Trimboli & Prusinowski, LLC
It is not uncommon for an employer to require that its employees proceed through a security check on a daily basis prior to beginning work and prior to leaving the building. The United States Supreme Court has recently ruled that the time devoted to the security check is not compensable pursuant to the Fair Labor Standards Act (FLSA). As a result, employees of a staffing agency that provides warehouse employees for companies including Amazon.com, who filed a class action lawsuit under the FLSA, did not have to be compensated for the time they devoted to going through the daily security screening.
In Integrity Staffing Solutions v. Busk, 514 U.S. _____ (Dec. 9, 2014) the Court held in favor of the employers, interpreting the Portal to Portal Act, which is part of the FLSA, to require payment only for activities that are “integral and indispensable to the principal activities that an employee is employed to perform…” Id. at 6. The Portal to Portal Act provides, for example, that when an employee leaves one office location to travel to another to perform his/her work, the time travelling from one office to the other must be compensated. In this case, the Court determined that because the security screening was not integral and indispensable to performing the employees’ principal work activities of retrieving and packaging products from warehouse shelves, they were not entitled to be compensated for the time it took to undergo the screenings at the end of their shifts.

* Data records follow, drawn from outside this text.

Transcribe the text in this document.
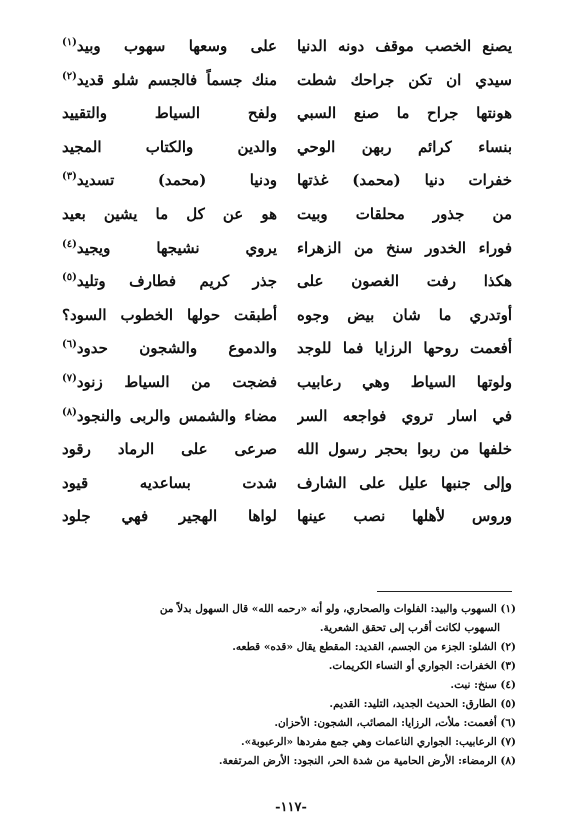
يصنع الخصب موقف دونه الدنيا
على وسعها سهوب وبيد$^{(١)}$
سيدي ان تكن جراحك شطت
منك جسماً فالجسم شلو قديد$^{(٢)}$
هونتها جراح ما صنع السبي
ولفح السياط والتقييد
بنساء كرائم ربهن الوحي
والدين والكتاب المجيد
خفرات دنيا (محمد) غذتها
ودنيا (محمد) تسديد$^{(٣)}$
من جذور محلقات وبيت
هو عن كل ما يشين بعيد
فوراء الخدور سنخ من الزهراء
يروي نشيجها ويجيد$^{(٤)}$
هكذا رفت الغصون على
جذر كريم فطارف وتليد$^{(٥)}$
أوتدري ما شان بيض وجوه
أطبقت حولها الخطوب السود؟
أفعمت روحها الرزايا فما للوجد
والدموع والشجون حدود$^{(٦)}$
ولوتها السياط وهي رعابيب
فضجت من السياط زنود$^{(٧)}$
في اسار تروي فواجعه السر
مضاء والشمس والربى والنجود$^{(٨)}$
خلفها من ربوا بحجر رسول الله
صرعى على الرماد رقود
وإلى جنبها عليل على الشارف
شدت بساعديه قيود
وروس لأهلها نصب عينها
لواها الهجير فهي جلود
(١) السهوب والبيد: الفلوات والصحاري، ولو أنه «رحمه الله» قال السهول بدلاً من
السهوب لكانت أقرب إلى تحقق الشعرية.
(٢) الشلو: الجزء من الجسم، القديد: المقطع يقال «قده» قطعه.
(٣) الخفرات: الجواري أو النساء الكريمات.
(٤) سنخ: نبت.
(٥) الطارق: الحديث الجديد، التليد: القديم.
(٦) أفعمت: ملأت، الرزايا: المصائب، الشجون: الأحزان.
(٧) الرعابيب: الجواري الناعمات وهي جمع مفردها «الرعبوبة».
(٨) الرمضاء: الأرض الحامية من شدة الحر، النجود: الأرض المرتفعة.
-١١٧-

The Court distinguished the employer’s requirement to undergo the security screenings from a worker in a chemical plant who is required to change into certain clothes in order to perform his job. Id. at 6-7. In the latter incidence, the employee cannot work without the protective or specified clothing, typically maintained by the employer. In the former instance, the security check is not required to perform the actual work; however, it is necessary pursuant to the employee’s policies. In other words, the Court held that the test does not hinge on whether the task is required by the employer, but rather whether the task is integral and indispensable to the performance of the principal work activity.
The Integrity Staffing Solutions case highlights how fact-sensitive FLSA inquiries can be. Determining which employees are exempt and non-exempt from the FLSA is important for all employers and determining which job duties non-exempt employees must be compensated for are fact specific to individuals and should be evaluated routinely to ensure correct compensation is being given to employees. Employers should always consult with an employment attorney in these and any other types of FLSA related issues.